I’m the only person in Salford that’s won the British (wrestling) Championships. I won it 3 times. My brother Stan got me into wrestling. Me and him both went to the World Expo 1967 in Canada together. He was a lightweight and I was a Bantam weight. I joined the YMCA when I was 20 years old in 1950. I got murdered for a few years until I learnt it, then once I started winning I couldn’t go wrong. Sometimes now I look at the wrestling and I wonder how I done it, you know it’s that long ago. But it’s a nice feeling.

Fitz Lloyd Walker

I was introduced to the Manchester YMCA in 1973 by Richard Baraclough, a lecturer at North Trafford College who was also my judo instructor. I had already gained a black belt in judo and Richard thought that wrestling would improve my groundwork. Since then I have never looked back. I have competed in three Olympic games, three commonwealth games and three commonwealth championships. Over the years I have made many lifelong friends at the YMCA. It is not only the place I train but also where I socialise.

Stefan Kurpas

I had thus far in life led a somewhat chequered existence. I had been a member of various Skinhead gangs and was at a very impressionable age. Fancying myself as the next Rocky Marciano I was coaxed by Trevor to accompany him to the Y.M.C.A. The wrestling class had an assortment of the handsomest gathering of men I had ever seen tearing into each other like hungry wolves!! The basement skylights many of which were missing acted as a vantage point for onlookers from the main street outside.They would leer in total bewilderment.

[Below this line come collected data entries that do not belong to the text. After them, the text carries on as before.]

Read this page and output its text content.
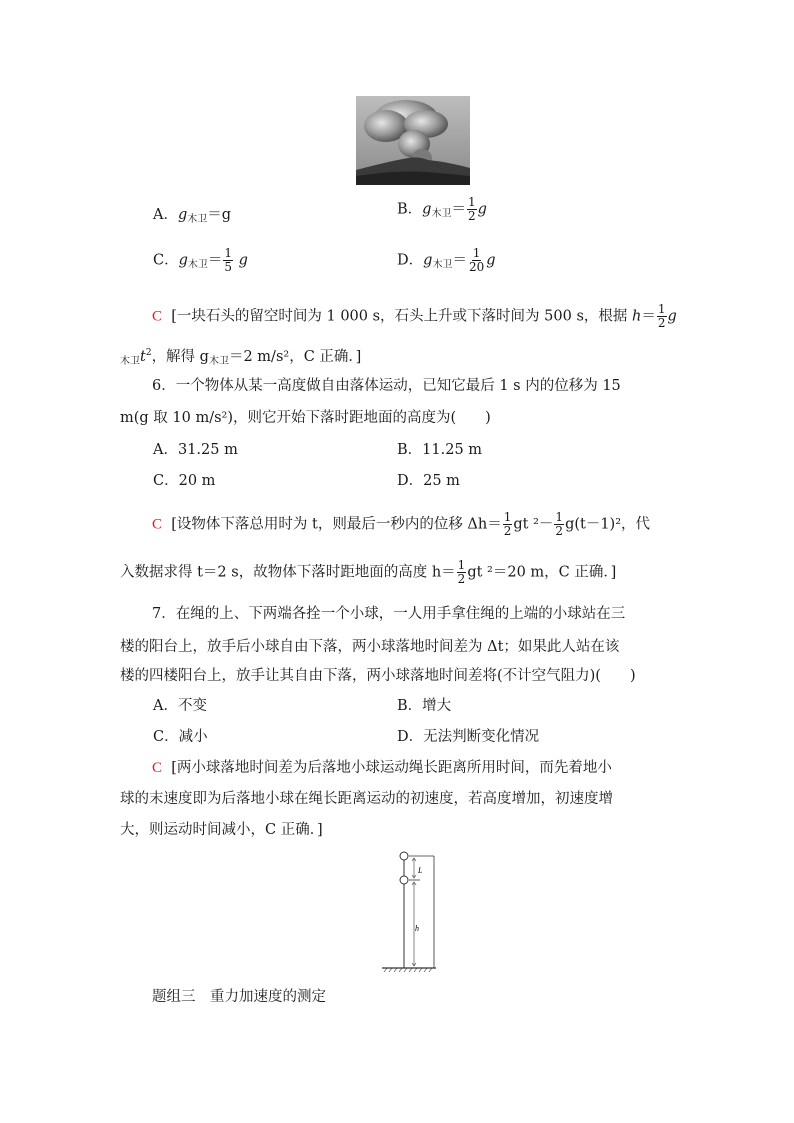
A．$g_{木卫}=g$	B．$g_{木卫}= \frac{1}{2}$ g
C．$g_{木卫}= \frac{1}{5}$ g	D．$g_{木卫}= \frac{1}{20}$ g
C [一块石头的留空时间为 1 000 s，石头上升或下落时间为 500 s，根据 $h= \frac{1}{2}$ g
$_{木卫}t^2$，解得 $g_{木卫}=2$ m/s²，C 正确．]
6．一个物体从某一高度做自由落体运动，已知它最后 1 s 内的位移为 15
m(g 取 10 m/s²)，则它开始下落时距地面的高度为(　　)
A．31.25 m	B．11.25 m
C．20 m	D．25 m
C [设物体下落总用时为 t，则最后一秒内的位移 $\Delta h= \frac{1}{2}$ gt $^2- \frac{1}{2} g(t-1)^2$，代
入数据求得 t＝2 s，故物体下落时距地面的高度 $h= \frac{1}{2}$ gt ²＝20 m，C 正确．]
7．在绳的上、下两端各拴一个小球，一人用手拿住绳的上端的小球站在三
楼的阳台上，放手后小球自由下落，两小球落地时间差为 Δt；如果此人站在该
楼的四楼阳台上，放手让其自由下落，两小球落地时间差将(不计空气阻力)(　　)
A．不变	B．增大
C．减小	D．无法判断变化情况
C [两小球落地时间差为后落地小球运动绳长距离所用时间，而先着地小
球的末速度即为后落地小球在绳长距离运动的初速度，若高度增加，初速度增
大，则运动时间减小，C 正确．]
L
h
题组三　重力加速度的测定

It was slightly daunting but joining the YM was to prove to be the smartest move I made in my life. At last I had a sense of belonging; I was to enjoy a sense of camaraderie that has thus far in my life been unequalled. I had joined the biggest and best gang in Manchester – THE YMCA!

Bill Cooper (far right holding Sam Cooper)

‘At the time (1960’s) the YMCA wrestling club was probably the best in Great Britain; they had a lot of Olympians. In those days, the term that they used to use if they were asking if you wanted to wrestle was, “Do you want a pull?” So this guy comes over and says, “Do you fancy a pull?” I went, “Well, I’ve never done any before,” and he says, “Neither have I”. So I go on, and this guy throws me all over the place, and it turned out that this was a guy called Tony McConnell, who was one of the top judo players in Great Britain at the time. He went on to represent Great Britain. So that was my first introduction into wrestling!

1982 Commonwealth Games Brisbane. Back Row: Brian Aspen, Fitz Lloyd Walker, Stef Kurpas, Mark Dunbar, Joey Gilligan Front Row: Keith Peach, Bert Jacobs, Kenny Dawes.